An order suspending the Registrant’s certificate of registration for a period of seven (7) months, commencing on August 6, 2025, two (2) months of which will be remitted upon the Registrant successfully completing, to the Registrar’s satisfaction, the remedial work outlined in paragraph 3(a) below;
An order directing the Registrar to impose terms, conditions, and limitations on the Registrant’s certificate of registration requiring the following:
a. Prior to returning to practice, the Registrant shall successfully complete the PROBE Ethics Course at her own expense and provide documentary evidence of her completion of this remedial step to the satisfaction of the Registrar;
b. Upon returning to practice after her suspension, the Registrant is prohibited from imaging, casting, prescribing, constructing, fitting, dispensing and/or ordering the fabrication of orthotics for a period of four (4) months (the “Restricted Period”). The Registrant is additionally not entitled to assign these duties to anyone else in her clinic, regardless of whether she receives a fee, during the Restricted Period, but shall refer such duties to another registrant of the College in good standing at another clinic not affiliated with the Registrant’s clinic.

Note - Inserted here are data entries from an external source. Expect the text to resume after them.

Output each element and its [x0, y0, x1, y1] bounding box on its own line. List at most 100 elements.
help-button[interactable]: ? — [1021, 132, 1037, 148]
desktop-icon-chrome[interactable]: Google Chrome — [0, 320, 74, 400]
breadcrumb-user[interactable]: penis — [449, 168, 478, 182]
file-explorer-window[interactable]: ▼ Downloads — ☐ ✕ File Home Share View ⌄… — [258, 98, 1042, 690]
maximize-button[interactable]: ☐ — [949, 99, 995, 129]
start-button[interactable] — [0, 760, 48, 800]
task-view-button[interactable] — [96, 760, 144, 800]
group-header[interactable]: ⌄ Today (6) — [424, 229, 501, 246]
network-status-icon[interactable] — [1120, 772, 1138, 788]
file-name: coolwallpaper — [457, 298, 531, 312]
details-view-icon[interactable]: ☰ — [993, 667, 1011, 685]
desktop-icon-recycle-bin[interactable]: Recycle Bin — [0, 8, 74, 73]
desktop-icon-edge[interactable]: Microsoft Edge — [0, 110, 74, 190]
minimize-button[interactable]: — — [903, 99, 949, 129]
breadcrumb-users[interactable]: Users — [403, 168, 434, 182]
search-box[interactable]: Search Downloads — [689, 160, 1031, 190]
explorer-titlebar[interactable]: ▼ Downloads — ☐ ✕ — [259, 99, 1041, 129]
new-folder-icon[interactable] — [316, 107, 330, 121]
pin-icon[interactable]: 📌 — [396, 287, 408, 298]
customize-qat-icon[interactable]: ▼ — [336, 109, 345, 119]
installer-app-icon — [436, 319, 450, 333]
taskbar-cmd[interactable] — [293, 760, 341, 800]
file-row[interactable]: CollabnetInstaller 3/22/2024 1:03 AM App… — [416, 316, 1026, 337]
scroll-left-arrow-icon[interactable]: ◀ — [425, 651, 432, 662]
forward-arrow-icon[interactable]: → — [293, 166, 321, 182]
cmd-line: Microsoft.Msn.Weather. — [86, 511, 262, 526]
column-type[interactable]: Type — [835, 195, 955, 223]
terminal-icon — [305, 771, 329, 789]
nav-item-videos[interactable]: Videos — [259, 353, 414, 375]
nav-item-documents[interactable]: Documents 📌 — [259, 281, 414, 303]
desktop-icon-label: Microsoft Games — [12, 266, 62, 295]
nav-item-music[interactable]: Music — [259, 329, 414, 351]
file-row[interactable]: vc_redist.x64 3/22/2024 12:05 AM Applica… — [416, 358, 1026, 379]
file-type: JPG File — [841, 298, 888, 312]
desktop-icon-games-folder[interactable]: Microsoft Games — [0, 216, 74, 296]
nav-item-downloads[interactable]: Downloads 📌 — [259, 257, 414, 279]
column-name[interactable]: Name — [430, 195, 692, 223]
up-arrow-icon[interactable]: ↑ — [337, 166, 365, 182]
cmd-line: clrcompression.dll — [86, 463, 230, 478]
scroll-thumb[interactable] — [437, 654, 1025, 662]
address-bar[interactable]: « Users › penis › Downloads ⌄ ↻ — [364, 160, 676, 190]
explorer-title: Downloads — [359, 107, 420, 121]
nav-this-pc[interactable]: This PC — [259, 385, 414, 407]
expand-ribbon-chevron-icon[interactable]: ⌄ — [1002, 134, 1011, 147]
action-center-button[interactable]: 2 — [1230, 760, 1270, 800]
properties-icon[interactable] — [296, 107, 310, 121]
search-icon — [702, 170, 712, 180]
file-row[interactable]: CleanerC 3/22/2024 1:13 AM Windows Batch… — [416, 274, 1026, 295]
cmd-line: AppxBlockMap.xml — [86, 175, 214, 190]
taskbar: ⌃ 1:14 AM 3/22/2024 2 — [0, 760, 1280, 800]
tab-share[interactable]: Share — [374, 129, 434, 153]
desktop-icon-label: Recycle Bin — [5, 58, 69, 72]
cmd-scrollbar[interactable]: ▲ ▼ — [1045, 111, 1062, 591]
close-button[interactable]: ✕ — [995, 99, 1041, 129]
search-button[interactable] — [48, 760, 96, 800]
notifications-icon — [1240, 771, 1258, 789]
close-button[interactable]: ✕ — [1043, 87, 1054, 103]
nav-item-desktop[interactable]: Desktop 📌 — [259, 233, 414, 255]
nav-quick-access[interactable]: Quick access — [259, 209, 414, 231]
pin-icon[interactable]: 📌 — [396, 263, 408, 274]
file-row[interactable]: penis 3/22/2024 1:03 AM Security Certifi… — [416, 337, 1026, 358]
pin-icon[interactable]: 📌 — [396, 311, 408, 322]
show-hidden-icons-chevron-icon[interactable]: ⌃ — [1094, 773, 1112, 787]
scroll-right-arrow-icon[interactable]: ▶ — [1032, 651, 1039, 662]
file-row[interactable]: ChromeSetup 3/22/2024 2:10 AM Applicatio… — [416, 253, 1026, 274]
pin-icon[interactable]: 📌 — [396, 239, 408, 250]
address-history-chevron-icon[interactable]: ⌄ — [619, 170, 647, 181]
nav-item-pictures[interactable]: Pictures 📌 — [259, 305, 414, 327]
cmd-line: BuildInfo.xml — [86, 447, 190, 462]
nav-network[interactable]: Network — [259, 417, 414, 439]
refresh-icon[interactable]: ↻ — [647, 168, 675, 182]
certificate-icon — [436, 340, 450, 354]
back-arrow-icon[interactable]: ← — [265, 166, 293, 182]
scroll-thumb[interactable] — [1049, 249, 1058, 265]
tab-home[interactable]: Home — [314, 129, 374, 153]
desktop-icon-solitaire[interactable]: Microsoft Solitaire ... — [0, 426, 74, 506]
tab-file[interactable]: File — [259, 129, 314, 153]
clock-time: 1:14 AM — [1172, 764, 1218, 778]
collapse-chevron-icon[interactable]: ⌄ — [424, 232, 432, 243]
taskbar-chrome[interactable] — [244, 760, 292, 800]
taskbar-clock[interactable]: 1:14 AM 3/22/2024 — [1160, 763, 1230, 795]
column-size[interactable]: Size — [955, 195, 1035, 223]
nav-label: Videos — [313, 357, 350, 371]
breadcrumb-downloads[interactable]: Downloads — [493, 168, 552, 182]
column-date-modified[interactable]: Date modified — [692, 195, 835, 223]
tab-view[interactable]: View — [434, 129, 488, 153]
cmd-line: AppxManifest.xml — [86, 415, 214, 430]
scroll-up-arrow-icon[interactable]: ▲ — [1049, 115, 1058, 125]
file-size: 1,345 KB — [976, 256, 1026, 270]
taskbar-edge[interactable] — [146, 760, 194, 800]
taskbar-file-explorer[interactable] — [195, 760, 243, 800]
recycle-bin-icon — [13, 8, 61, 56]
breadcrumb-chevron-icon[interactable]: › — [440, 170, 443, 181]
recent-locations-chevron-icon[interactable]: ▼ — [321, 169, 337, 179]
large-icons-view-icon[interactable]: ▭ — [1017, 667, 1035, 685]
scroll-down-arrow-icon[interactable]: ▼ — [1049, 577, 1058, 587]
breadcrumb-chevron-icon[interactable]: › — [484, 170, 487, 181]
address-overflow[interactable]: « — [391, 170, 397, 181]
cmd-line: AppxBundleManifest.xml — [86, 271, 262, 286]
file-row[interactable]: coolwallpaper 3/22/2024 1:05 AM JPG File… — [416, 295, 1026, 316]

c. Upon returning to practice after her suspension, for a period of thirty-six (36) months, the Registrant is required to provide any chiropody educational institution that retains her to teach students and/or provide clinical placements for students with the Discipline Tribunal’s decision;
d. Upon returning to practice after her suspension, for a period of thirty-six (36) months, the Registrant is required to inform the Registrar that she has been retained by a chiropody educational institution to teach students and/or provide clinical placements for students and confirm that she has provided the educational institution with the Discipline Tribunal’s decision;
e. At her own expense, the Registrant will receive supervision of her chiropody practice with a mentor selected by the Registrar for a period of twenty (20) months from the date on which the Registrant returns to practice from the suspension. The terms of the supervision are as follows:
The mentor shall visit with the Registrant in person on at least three (3) occasions – one in the first four months and one in the last six months;
The visits with the mentor will be as directed by the mentor;
The mentor shall determine the length of each visit;
In conducting the supervision, the mentor shall discuss ethics, practice management, record-keeping and compliance with the College’s standards with the Registrant;
The mentor shall prepare a report to the Registrar after each visit;
The Registrant shall provide the mentor with the Discipline Tribunal’s decision and then provide written confirmation to the Registrar, signed by the mentor, that the mentor has received and reviewed the final decision;
f. In the event that the Registrant obtains employment to provide chiropody services during the twelve (12) months following the date that the Registrant is able to return to practise after her suspension, the Registrant shall:
notify any current or new employers of the Discipline Tribunal’s final decision;
ensure the Registrar is notified of the name, address, and telephone number of all employer(s) within fifteen (15) days of commencing employment;
provide her employer(s) with a copy of:
the Discipline Tribunal’s Order;
the Notice of Hearing;
the Agreed Statement of Facts;
the Joint Submission on Penalty;
a copy of the Discipline Tribunal’s decision; and
have her employer forward a report to the Registrar within fifteen (15) days of commencing employment confirmation that the employer has received the documents noted above and agrees to notify the Registrar immediately upon receipt of any information that the Registrant is not complying with the College’s standards;
An order that the Tribunal’s decision be published, in detail with the Registrant’s name, in the College’s official publications, on the College’s website, on the College’s public register and/or on.
Costs
The Registrant shall pay costs to the College in the amount of $20,000 on the following timetable:
$5,000.00 – to be paid on August 6, 2025;
$5,000.00 – to be paid on December 6, 2025;
$5,000.00 – to be paid on April 6, 2026; and
$5,000.00 – to be paid on August 6, 2026.